When taking stock of the troubled lawyers from Donald Trump’s orbit, it’s genuinely difficult to know where to start. Certainly, Rudy Giuliani belongs near the top of the list, given his suspended law license and ruinous defamation case, but he has plenty of company.
Indeed, the names of the Trump-affiliated attorneys who’ve run into serious trouble in recent months are likely familiar. Several have even faced criminal charges, including Ken Chesebro, Sidney Powell, Jenna Ellis, and Stefanie Lambert.
Meanwhile, just last week, a judge formally recommended that John Eastman lose his law license, and this week, as NBC News reported, Jeffrey Clark took a step in the same direction.
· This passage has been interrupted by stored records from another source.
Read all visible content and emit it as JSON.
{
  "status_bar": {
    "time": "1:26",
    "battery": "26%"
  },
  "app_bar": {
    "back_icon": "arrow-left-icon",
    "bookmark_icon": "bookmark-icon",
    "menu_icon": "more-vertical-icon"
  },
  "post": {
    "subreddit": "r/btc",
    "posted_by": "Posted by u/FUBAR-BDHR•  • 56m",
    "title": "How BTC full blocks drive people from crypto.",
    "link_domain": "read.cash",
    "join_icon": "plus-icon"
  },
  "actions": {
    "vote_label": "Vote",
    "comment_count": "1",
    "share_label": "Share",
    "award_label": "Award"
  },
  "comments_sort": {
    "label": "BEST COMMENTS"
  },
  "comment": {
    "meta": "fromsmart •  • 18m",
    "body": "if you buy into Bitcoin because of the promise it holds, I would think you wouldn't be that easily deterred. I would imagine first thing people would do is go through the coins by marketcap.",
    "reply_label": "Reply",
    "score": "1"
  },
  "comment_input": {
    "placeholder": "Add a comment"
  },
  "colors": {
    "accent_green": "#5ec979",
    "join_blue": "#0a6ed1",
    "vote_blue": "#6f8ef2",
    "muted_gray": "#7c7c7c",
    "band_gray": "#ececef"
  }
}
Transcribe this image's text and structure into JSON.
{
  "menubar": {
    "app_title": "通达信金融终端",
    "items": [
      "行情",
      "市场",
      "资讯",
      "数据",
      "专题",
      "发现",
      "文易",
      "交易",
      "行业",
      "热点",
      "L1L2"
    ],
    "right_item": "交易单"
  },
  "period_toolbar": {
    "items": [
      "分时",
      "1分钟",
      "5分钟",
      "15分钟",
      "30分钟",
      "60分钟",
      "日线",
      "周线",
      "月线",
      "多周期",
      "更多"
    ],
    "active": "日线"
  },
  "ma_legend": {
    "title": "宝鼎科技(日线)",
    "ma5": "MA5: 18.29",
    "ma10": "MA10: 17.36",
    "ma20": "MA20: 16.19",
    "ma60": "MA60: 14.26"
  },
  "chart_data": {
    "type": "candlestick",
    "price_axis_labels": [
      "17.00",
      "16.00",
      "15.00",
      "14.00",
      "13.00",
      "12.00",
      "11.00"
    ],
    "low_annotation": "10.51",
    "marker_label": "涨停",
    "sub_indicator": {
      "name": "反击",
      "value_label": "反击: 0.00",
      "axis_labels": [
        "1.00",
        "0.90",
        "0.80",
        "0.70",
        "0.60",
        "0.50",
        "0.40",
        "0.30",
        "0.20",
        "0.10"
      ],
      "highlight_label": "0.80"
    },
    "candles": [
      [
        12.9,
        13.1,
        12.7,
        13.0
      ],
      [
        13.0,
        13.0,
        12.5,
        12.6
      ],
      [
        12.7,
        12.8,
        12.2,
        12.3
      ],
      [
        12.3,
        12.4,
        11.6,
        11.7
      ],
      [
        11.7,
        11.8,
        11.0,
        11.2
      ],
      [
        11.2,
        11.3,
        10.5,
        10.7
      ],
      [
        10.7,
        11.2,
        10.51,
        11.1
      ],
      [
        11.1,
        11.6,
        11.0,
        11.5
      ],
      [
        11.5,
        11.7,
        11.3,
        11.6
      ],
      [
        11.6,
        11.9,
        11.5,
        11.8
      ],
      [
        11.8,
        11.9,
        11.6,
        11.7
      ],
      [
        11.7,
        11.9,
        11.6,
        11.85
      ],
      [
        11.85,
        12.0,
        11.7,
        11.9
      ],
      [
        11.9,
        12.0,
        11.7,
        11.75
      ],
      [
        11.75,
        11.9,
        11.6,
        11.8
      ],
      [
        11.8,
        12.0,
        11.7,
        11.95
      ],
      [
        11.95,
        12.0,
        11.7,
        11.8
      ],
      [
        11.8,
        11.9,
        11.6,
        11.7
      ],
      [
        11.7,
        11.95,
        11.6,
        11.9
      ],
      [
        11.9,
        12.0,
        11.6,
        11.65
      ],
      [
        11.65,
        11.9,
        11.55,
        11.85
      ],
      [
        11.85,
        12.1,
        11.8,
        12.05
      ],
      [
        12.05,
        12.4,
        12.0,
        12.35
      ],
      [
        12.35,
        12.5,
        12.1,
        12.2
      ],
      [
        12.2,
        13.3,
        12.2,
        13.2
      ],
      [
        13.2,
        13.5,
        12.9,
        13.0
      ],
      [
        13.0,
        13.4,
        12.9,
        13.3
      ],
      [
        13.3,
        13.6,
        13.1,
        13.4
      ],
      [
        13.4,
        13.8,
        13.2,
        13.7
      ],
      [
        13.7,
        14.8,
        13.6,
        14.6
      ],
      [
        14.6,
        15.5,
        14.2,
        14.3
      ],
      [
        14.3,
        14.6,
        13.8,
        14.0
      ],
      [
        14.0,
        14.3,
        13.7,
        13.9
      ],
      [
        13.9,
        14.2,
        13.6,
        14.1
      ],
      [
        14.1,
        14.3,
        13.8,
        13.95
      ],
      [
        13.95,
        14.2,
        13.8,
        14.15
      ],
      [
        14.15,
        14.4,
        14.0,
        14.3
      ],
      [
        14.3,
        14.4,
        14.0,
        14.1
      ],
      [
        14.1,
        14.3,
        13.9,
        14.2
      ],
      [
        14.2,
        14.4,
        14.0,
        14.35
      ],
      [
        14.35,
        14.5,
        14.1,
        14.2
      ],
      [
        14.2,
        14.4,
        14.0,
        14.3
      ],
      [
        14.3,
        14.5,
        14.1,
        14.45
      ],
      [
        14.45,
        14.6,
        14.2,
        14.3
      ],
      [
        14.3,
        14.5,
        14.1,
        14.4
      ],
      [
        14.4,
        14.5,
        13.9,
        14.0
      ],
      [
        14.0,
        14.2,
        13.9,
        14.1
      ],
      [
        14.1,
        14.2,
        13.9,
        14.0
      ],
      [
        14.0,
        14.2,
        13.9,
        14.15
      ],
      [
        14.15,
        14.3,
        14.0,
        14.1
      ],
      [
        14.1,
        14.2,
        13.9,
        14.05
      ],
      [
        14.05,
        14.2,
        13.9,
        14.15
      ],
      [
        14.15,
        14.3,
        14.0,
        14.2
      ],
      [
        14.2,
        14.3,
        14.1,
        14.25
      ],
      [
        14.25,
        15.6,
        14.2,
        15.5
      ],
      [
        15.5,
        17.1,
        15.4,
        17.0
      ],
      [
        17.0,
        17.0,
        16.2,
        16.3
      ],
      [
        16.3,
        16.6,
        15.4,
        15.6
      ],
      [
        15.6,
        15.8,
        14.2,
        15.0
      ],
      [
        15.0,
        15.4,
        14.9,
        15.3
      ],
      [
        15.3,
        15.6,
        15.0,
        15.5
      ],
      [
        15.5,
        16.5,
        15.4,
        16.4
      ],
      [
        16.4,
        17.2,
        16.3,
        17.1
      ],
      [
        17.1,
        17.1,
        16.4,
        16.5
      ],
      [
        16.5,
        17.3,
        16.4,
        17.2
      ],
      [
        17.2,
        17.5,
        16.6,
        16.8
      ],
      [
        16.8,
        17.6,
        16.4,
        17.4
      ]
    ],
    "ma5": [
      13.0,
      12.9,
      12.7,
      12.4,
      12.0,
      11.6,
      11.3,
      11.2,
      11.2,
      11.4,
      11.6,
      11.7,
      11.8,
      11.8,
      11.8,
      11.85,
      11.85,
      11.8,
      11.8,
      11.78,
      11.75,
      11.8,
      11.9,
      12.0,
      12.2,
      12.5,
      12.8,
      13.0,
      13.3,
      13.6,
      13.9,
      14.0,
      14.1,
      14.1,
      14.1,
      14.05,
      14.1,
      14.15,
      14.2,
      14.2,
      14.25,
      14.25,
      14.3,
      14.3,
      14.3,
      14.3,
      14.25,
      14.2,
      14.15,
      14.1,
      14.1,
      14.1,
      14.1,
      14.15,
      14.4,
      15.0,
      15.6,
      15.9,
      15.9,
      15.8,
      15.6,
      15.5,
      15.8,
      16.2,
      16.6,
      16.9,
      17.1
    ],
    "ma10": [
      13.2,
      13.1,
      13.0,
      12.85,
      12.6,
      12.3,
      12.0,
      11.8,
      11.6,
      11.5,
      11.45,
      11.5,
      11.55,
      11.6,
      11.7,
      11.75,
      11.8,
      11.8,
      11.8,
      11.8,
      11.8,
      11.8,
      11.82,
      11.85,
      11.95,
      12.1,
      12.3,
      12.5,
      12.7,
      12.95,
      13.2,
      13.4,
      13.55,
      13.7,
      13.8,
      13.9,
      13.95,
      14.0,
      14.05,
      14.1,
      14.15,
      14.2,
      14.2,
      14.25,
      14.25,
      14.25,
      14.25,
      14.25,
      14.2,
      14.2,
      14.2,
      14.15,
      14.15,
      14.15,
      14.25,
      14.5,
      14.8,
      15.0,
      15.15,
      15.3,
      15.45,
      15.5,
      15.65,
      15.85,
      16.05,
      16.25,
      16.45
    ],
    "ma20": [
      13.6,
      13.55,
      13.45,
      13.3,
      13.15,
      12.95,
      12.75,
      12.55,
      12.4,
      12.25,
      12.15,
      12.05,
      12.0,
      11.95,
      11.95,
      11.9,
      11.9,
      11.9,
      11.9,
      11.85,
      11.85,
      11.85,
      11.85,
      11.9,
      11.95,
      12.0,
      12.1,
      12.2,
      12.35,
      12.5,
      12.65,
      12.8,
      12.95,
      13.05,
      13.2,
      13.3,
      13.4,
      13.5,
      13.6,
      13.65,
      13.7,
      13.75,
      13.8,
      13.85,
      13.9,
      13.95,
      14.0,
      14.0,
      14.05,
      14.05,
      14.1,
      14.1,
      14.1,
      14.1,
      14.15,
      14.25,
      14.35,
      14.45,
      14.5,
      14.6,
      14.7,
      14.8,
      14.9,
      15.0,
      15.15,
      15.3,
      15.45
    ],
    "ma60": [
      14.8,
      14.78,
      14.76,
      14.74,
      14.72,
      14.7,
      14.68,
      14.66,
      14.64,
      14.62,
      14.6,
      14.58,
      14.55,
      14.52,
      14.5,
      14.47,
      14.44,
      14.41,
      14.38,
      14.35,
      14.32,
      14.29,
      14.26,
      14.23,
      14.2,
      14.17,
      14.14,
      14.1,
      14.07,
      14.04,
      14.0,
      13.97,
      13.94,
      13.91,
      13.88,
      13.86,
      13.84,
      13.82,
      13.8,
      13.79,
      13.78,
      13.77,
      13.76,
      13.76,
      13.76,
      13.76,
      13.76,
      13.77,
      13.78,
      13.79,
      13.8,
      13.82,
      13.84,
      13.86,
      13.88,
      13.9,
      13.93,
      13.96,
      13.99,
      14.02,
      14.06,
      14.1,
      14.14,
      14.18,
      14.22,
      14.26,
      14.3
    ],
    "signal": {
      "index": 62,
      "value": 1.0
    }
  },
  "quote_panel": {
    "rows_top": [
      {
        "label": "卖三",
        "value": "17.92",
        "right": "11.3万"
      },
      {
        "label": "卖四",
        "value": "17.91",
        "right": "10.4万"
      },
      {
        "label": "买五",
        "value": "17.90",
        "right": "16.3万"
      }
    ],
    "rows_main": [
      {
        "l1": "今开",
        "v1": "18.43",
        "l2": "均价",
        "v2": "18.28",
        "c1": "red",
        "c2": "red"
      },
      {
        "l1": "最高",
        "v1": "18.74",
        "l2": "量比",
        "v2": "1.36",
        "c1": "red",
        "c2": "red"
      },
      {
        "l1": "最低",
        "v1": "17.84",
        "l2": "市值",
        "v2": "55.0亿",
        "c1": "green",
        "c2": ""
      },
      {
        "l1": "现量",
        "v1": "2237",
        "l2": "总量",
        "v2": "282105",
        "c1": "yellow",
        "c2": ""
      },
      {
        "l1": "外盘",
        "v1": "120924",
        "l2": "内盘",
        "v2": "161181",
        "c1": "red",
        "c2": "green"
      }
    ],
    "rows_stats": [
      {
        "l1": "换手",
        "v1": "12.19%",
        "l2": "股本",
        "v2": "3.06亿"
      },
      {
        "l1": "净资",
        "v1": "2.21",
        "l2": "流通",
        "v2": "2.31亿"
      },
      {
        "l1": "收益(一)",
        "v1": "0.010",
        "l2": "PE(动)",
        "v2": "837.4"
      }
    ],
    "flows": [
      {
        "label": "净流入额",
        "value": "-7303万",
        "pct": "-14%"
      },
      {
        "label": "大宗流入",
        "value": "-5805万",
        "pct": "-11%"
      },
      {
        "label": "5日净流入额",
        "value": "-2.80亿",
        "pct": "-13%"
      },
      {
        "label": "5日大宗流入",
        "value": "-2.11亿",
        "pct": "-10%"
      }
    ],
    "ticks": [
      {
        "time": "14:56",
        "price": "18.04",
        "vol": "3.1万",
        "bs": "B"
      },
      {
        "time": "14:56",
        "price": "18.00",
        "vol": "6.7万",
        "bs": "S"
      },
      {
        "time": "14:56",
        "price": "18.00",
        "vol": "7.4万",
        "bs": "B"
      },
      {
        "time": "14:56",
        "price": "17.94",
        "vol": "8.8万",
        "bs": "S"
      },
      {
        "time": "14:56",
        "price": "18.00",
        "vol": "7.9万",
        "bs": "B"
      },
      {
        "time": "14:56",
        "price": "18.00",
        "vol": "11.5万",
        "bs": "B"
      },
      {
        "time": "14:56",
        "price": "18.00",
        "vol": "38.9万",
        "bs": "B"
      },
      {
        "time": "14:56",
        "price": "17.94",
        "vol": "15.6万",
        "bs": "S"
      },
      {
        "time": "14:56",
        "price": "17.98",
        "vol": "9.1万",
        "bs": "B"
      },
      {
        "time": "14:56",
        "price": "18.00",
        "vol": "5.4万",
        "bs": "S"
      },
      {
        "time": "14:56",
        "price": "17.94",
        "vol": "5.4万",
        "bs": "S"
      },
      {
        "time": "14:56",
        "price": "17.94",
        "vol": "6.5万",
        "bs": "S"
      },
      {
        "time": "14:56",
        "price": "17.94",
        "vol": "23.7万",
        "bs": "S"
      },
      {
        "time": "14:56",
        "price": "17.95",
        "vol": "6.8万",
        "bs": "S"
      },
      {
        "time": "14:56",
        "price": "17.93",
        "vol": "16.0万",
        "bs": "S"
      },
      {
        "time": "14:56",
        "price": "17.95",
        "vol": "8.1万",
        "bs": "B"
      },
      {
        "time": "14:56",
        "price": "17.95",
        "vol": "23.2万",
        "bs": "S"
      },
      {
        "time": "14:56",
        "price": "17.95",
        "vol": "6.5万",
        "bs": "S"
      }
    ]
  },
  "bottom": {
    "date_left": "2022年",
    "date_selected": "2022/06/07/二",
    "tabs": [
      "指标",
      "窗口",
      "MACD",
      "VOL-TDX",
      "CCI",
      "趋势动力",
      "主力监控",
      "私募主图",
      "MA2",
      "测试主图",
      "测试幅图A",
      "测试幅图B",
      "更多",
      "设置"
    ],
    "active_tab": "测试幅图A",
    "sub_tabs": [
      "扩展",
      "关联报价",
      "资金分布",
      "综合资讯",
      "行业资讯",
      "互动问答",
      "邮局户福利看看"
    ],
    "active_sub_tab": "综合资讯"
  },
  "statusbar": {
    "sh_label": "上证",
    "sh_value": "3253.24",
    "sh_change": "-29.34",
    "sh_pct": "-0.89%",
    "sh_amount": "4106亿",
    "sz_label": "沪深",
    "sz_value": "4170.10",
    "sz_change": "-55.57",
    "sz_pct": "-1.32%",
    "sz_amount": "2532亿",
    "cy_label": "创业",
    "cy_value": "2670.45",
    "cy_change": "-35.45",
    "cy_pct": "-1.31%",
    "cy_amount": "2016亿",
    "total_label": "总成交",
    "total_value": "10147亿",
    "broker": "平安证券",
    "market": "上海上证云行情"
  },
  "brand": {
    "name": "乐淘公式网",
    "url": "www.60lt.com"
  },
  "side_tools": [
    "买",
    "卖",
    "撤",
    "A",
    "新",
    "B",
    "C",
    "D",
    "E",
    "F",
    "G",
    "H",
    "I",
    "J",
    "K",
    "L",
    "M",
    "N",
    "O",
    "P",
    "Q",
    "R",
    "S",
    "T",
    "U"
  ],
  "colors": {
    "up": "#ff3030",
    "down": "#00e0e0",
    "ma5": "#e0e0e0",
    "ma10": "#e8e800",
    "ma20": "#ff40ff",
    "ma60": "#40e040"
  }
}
The disciplinary panel of the D.C. Bar reached a preliminary conclusion that former Trump Justice Department official Jeffrey Clark committed an ethical violation when he pushed conspiracy theories about the 2020 presidential election, including the allegation that the election was stolen via smart thermostats.
The developments come a week after the controversial lawyer repeatedly asserted his Fifth Amendment rights during a disbarment hearing.
I’m mindful of the fact that Trump world is filled with assorted figures, and there may be some readers asking right now, “Wait, which one is Jeffrey Clark?” So let’s revisit our recent coverage and review why he’s significant.
Shortly after Donald Trump’s 2020 election defeat, the then-outgoing president considered a ridiculous plan in which he’d fire acting Attorney General Jeffrey Rosen and replace him with Clark, a relatively low-profile environmental lawyer within the administration. The motivation for the change was obvious: Clark, unlike Rosen, was telling Trump what he wanted to hear about keeping him in power, despite his defeat.
In fact, Clark sketched out a map for Republican legislators to follow as part of a partisan plot, even as he quietly pressed Trump to put him in charge of the Justice Department.
Ultimately, that didn’t happen. The then-president ultimately backed away from the plan to make Clark the acting A.G., not because the plan was stark raving mad — though it certainly was — but because the Justice Department’s senior leadership team threatened to resign en masse if Rosen was ousted.
It was around the same time when there was a high-level meeting at which a White House lawyer said that if Trump remained in office despite his defeat, there would be riots nationwide. According to a federal criminal indictment, Clark allegedly responded, “Well … that’s why there’s an Insurrection Act.”
In other words, if Trump claimed illegitimate power and Americans took to the streets, the Republican White House, from Clark’s perspective, could use the Insurrection Act to deploy the U.S. military against American civilians.